Quantum cosmology of a Bianchi III LRS geometry coupled to a source free electromagnetic field

We consider a Bianchi type III axisymmetric geometry in the presence of an electromagnetic field. A first result at the classical level is that the symmetry of the geometry need not be applied on the electromagnetic tensor $F_{\mu\nu}$; the algebraic restrictions, implied by the Einstein field equations to the stress energy tensor $T_{\mu\nu}$, suffice to reduce the general $F_{\mu\nu}$ to the appropriate form. The classical solution thus found contains a time dependent electric and a constant magnetic charge. The solution is also reachable from the corresponding mini-superspace action, which is strikingly similar to the Reissner-Nordstr{\"o}m one.

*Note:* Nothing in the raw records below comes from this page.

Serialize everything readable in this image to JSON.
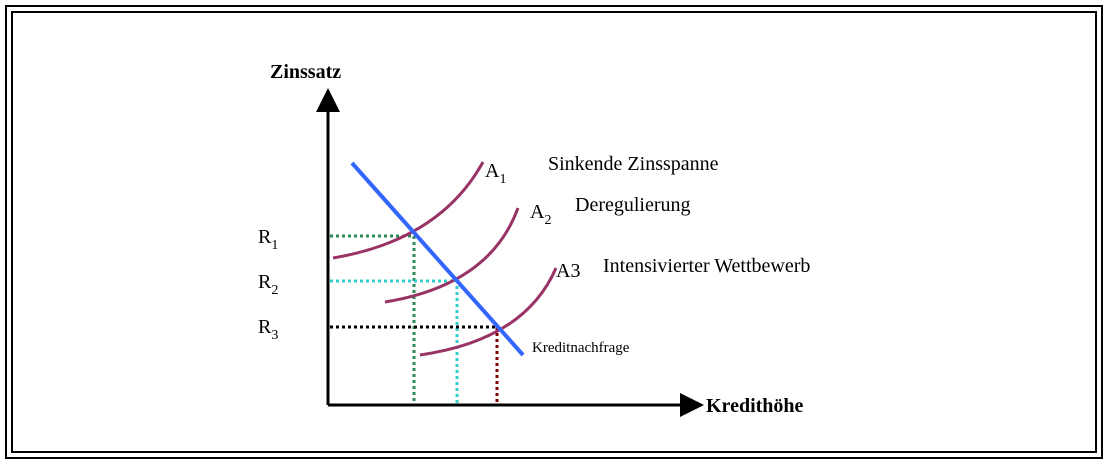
{
  "axes": {
    "y": "Zinssatz",
    "x": "Kredithöhe"
  },
  "curves": [
    {
      "label": "A",
      "sub": "1",
      "description": "Sinkende Zinsspanne"
    },
    {
      "label": "A",
      "sub": "2",
      "description": "Deregulierung"
    },
    {
      "label": "A3",
      "description": "Intensivierter Wettbewerb"
    }
  ],
  "rates": [
    {
      "label": "R",
      "sub": "1"
    },
    {
      "label": "R",
      "sub": "2"
    },
    {
      "label": "R",
      "sub": "3"
    }
  ],
  "demand": "Kreditnachfrage"
}
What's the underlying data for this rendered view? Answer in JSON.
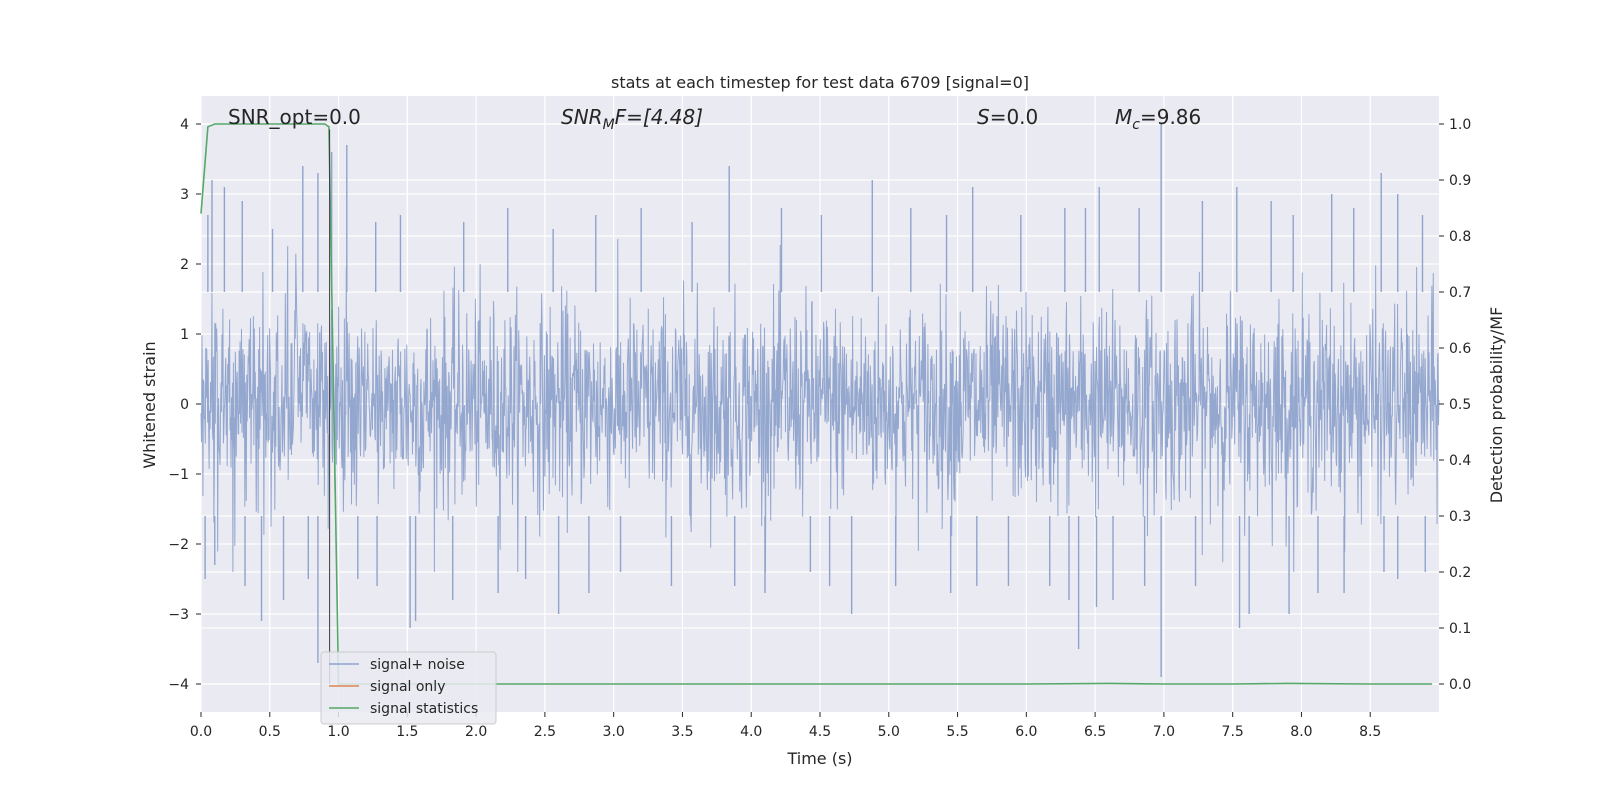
{
  "chart_data": {
    "type": "line",
    "title": "stats at each timestep for test data 6709 [signal=0]",
    "xlabel": "Time (s)",
    "ylabel_left": "Whitened strain",
    "ylabel_right": "Detection probability/MF",
    "xlim": [
      0.0,
      9.0
    ],
    "ylim_left": [
      -4.4,
      4.4
    ],
    "ylim_right": [
      -0.05,
      1.05
    ],
    "x_ticks": [
      "0.0",
      "0.5",
      "1.0",
      "1.5",
      "2.0",
      "2.5",
      "3.0",
      "3.5",
      "4.0",
      "4.5",
      "5.0",
      "5.5",
      "6.0",
      "6.5",
      "7.0",
      "7.5",
      "8.0",
      "8.5"
    ],
    "x_tick_values": [
      0,
      0.5,
      1,
      1.5,
      2,
      2.5,
      3,
      3.5,
      4,
      4.5,
      5,
      5.5,
      6,
      6.5,
      7,
      7.5,
      8,
      8.5
    ],
    "y_left_ticks": [
      "4",
      "3",
      "2",
      "1",
      "0",
      "−1",
      "−2",
      "−3",
      "−4"
    ],
    "y_left_tick_values": [
      4,
      3,
      2,
      1,
      0,
      -1,
      -2,
      -3,
      -4
    ],
    "y_right_ticks": [
      "1.0",
      "0.9",
      "0.8",
      "0.7",
      "0.6",
      "0.5",
      "0.4",
      "0.3",
      "0.2",
      "0.1",
      "0.0"
    ],
    "y_right_tick_values": [
      1.0,
      0.9,
      0.8,
      0.7,
      0.6,
      0.5,
      0.4,
      0.3,
      0.2,
      0.1,
      0.0
    ],
    "grid": true,
    "legend_placement": "lower-left",
    "annotations": {
      "snr_opt": "SNR_opt=0.0",
      "snr_mf_main": "SNR",
      "snr_mf_sub": "M",
      "snr_mf_rest": "F=[4.48]",
      "s_main": "S",
      "s_rest": "=0.0",
      "mc_main": "M",
      "mc_sub": "c",
      "mc_rest": "=9.86"
    },
    "series": [
      {
        "name": "signal+ noise",
        "color": "#8fa3cc",
        "axis": "left",
        "style": "dense-noise",
        "envelope_typical": [
          -1.6,
          1.6
        ],
        "peaks_x": [
          0.05,
          0.08,
          0.17,
          0.3,
          0.52,
          0.74,
          0.85,
          0.95,
          1.06,
          1.27,
          1.45,
          1.91,
          2.23,
          2.56,
          2.87,
          3.2,
          3.57,
          3.84,
          4.22,
          4.51,
          4.88,
          5.16,
          5.42,
          5.61,
          5.96,
          6.28,
          6.43,
          6.53,
          6.82,
          6.98,
          7.28,
          7.53,
          7.78,
          7.94,
          8.22,
          8.38,
          8.58,
          8.7,
          8.88
        ],
        "peaks_y": [
          2.7,
          3.2,
          3.1,
          2.9,
          2.5,
          3.4,
          3.3,
          3.6,
          3.7,
          2.6,
          2.7,
          2.6,
          2.8,
          2.5,
          2.7,
          2.8,
          2.6,
          3.4,
          2.8,
          2.7,
          3.2,
          2.8,
          2.7,
          3.1,
          2.7,
          2.8,
          2.8,
          3.1,
          2.8,
          4.0,
          2.9,
          3.1,
          2.9,
          2.7,
          3.0,
          2.8,
          3.3,
          3.0,
          2.7
        ],
        "troughs_x": [
          0.03,
          0.1,
          0.32,
          0.44,
          0.6,
          0.78,
          0.85,
          1.14,
          1.28,
          1.52,
          1.56,
          1.83,
          2.16,
          2.36,
          2.6,
          2.82,
          3.05,
          3.42,
          3.88,
          4.1,
          4.43,
          4.57,
          4.73,
          5.05,
          5.45,
          5.64,
          5.87,
          6.17,
          6.31,
          6.38,
          6.51,
          6.63,
          6.86,
          6.98,
          7.23,
          7.55,
          7.62,
          7.91,
          8.12,
          8.31,
          8.6,
          8.7,
          8.9
        ],
        "troughs_y": [
          -2.5,
          -2.3,
          -2.6,
          -3.1,
          -2.8,
          -2.5,
          -3.7,
          -2.5,
          -2.6,
          -3.2,
          -3.1,
          -2.8,
          -2.7,
          -2.5,
          -3.0,
          -2.7,
          -2.4,
          -2.6,
          -2.6,
          -2.7,
          -2.4,
          -2.6,
          -3.0,
          -2.6,
          -2.7,
          -2.6,
          -2.6,
          -2.6,
          -2.8,
          -3.5,
          -2.9,
          -2.8,
          -2.6,
          -3.9,
          -2.6,
          -3.2,
          -3.0,
          -3.0,
          -2.7,
          -2.7,
          -2.4,
          -2.5,
          -2.4
        ]
      },
      {
        "name": "signal only",
        "color": "#dd8452",
        "axis": "left",
        "x": [],
        "y": []
      },
      {
        "name": "signal statistics",
        "color": "#55a868",
        "axis": "right",
        "x": [
          0.0,
          0.05,
          0.1,
          0.2,
          0.4,
          0.6,
          0.8,
          0.9,
          0.93,
          1.0,
          1.3,
          2.0,
          3.0,
          4.0,
          5.0,
          6.0,
          6.6,
          7.0,
          7.5,
          7.9,
          8.5,
          8.95
        ],
        "y": [
          0.84,
          0.995,
          1.0,
          1.0,
          1.0,
          1.0,
          1.0,
          1.0,
          0.995,
          0.0,
          0.0,
          0.0,
          0.0,
          0.0,
          0.0,
          0.0,
          0.001,
          0.0,
          0.0,
          0.001,
          0.0,
          0.0
        ]
      }
    ]
  }
}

This points to a connection between the black hole geometry and the cosmological solution here found, which is the analog of the known correlation between the Schwarzschild and the Kantowski-Sachs metrics. The configuration space is drastically modified by the presence of the magnetic charge from a 3D flat to a 3D pp wave geometry. We map the emerging linear and quadratic classical integrals of motion, to quantum observables. Along with the Wheeler-DeWitt equation these observables provide unique, up to constants, wave functions. The employment of a Bohmian interpretation of these quantum states results in deterministic (semi-classical) geometries most of which are singularity free.